After ask my manager permission, she approved and now I’m going there to represents Shell what will be good for Shell Brasil (having a person there to share what we are doing and learning from them) and to myself (expanding my KM connections inside of the big companies in Brasil.

Next 7th May there will be the first monthly meeting of this group of companies and I let you know here what happened there. Now is time to collect as much information here in Shell Brasil as possible around Innovation and KM being used. If I don’t find much I will talk about Shell global.

Regards,
Alex Lopes

Thursday, February 7, 2008

Building Knowledge Management Culture

To start my posts in this blog I would like to start to a post published in my Shell Blog that had many comments.

I went to a presentation made by Dr. Klaus North, KM professor and founder of German KM Society, who showed KM and Inteligent companies. The presentation was here in Rio at the Federal University and was there weren't empty seats. At the presentation something interesting that came over was about the KM culture.
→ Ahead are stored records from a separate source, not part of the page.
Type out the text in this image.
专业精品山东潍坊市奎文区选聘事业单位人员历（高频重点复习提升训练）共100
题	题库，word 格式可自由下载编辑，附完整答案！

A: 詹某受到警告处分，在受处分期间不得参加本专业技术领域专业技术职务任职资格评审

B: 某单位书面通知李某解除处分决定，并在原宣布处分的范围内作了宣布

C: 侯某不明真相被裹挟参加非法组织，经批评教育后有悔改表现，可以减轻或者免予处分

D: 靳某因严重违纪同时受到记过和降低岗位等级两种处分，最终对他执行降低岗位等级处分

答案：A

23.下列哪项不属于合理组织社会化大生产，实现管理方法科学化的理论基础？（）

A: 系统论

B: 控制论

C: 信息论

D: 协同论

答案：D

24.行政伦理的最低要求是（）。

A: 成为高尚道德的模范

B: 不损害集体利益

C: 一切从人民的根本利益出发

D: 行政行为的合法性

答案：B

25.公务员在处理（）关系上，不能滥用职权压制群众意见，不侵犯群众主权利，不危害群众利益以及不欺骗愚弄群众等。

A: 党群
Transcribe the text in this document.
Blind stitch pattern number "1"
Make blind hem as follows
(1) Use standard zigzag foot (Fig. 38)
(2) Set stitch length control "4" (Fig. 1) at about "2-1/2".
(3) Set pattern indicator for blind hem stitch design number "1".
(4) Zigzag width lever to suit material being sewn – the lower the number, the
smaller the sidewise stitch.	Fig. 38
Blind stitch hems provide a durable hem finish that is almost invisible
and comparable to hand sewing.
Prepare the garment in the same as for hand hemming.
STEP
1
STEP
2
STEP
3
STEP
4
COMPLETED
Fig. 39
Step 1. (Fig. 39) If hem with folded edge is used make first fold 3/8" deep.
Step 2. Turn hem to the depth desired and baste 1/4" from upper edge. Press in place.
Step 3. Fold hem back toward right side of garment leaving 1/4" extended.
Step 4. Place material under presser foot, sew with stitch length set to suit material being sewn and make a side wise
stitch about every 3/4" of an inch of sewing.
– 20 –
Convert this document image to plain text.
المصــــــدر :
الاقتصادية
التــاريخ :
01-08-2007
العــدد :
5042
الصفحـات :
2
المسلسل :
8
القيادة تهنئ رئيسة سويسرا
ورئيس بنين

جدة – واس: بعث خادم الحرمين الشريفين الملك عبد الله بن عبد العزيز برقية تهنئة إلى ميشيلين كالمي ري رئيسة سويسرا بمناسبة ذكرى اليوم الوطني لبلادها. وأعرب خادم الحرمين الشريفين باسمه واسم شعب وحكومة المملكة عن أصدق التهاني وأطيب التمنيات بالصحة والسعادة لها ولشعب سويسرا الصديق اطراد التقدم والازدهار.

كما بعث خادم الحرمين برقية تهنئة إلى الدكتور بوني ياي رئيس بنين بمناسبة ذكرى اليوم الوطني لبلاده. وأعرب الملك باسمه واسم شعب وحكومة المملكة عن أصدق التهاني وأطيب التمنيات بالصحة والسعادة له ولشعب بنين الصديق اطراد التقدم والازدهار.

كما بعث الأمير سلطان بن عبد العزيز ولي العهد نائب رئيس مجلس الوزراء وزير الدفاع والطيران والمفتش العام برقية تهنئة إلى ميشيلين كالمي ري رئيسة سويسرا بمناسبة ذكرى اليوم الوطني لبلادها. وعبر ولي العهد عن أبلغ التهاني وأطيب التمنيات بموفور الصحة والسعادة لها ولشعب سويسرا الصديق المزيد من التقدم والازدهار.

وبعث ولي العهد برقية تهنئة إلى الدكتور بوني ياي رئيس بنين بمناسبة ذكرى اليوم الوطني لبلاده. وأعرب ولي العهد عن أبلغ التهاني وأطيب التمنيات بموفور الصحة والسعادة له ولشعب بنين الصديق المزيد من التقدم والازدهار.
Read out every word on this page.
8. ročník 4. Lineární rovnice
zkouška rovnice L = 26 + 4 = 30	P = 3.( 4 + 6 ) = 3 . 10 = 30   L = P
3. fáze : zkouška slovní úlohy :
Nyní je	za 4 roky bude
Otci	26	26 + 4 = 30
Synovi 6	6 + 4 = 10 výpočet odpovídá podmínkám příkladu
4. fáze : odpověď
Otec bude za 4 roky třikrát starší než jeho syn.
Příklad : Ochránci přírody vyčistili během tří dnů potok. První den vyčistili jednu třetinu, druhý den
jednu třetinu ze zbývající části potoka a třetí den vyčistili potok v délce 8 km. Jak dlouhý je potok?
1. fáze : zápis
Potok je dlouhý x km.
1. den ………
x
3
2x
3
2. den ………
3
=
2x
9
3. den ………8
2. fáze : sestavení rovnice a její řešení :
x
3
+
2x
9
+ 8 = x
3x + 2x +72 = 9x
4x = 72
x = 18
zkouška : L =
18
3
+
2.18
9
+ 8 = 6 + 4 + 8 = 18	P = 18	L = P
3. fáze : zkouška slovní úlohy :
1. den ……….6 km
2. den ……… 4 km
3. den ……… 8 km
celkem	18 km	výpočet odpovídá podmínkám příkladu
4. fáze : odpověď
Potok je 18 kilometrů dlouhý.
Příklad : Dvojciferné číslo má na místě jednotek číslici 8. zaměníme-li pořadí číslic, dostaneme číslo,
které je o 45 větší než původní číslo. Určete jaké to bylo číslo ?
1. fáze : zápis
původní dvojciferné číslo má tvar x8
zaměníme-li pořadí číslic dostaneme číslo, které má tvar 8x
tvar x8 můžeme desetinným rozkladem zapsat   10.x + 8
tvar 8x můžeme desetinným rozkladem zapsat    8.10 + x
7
Most of the time that we look at KM and learn about KM, in MBA's or reading books, we always see KM in a management point of view, integrated to the business strategy, giving directions to the company, etc but there isn't much talking on how to build this KM culture at the level of people will do the KM happens at the day by day.

Companies can have a great process, tools in place, framework, management support to run KM but if there isn't an Ask - Learn - Share culture, things just don't happen. The question here is how to have this culture built? How to start it? How to onboard the sharing part of this culture at the day by day? Usually people Ask, Learn and then keeps this learning without sharing the knowledge built.

How to start doing that in our local teams? Maybe trying to put it in our GPA's a goal regarding collaboration for 2008? Maybe building a workshop to show the benefits when we have a collaboration environment that enables a leraning company? Maybe both approaches together?

Once we have a Share culture built at the team, it will start contaminating the other teams and this will becomes a company culture. Why dont you try something different today in this direction?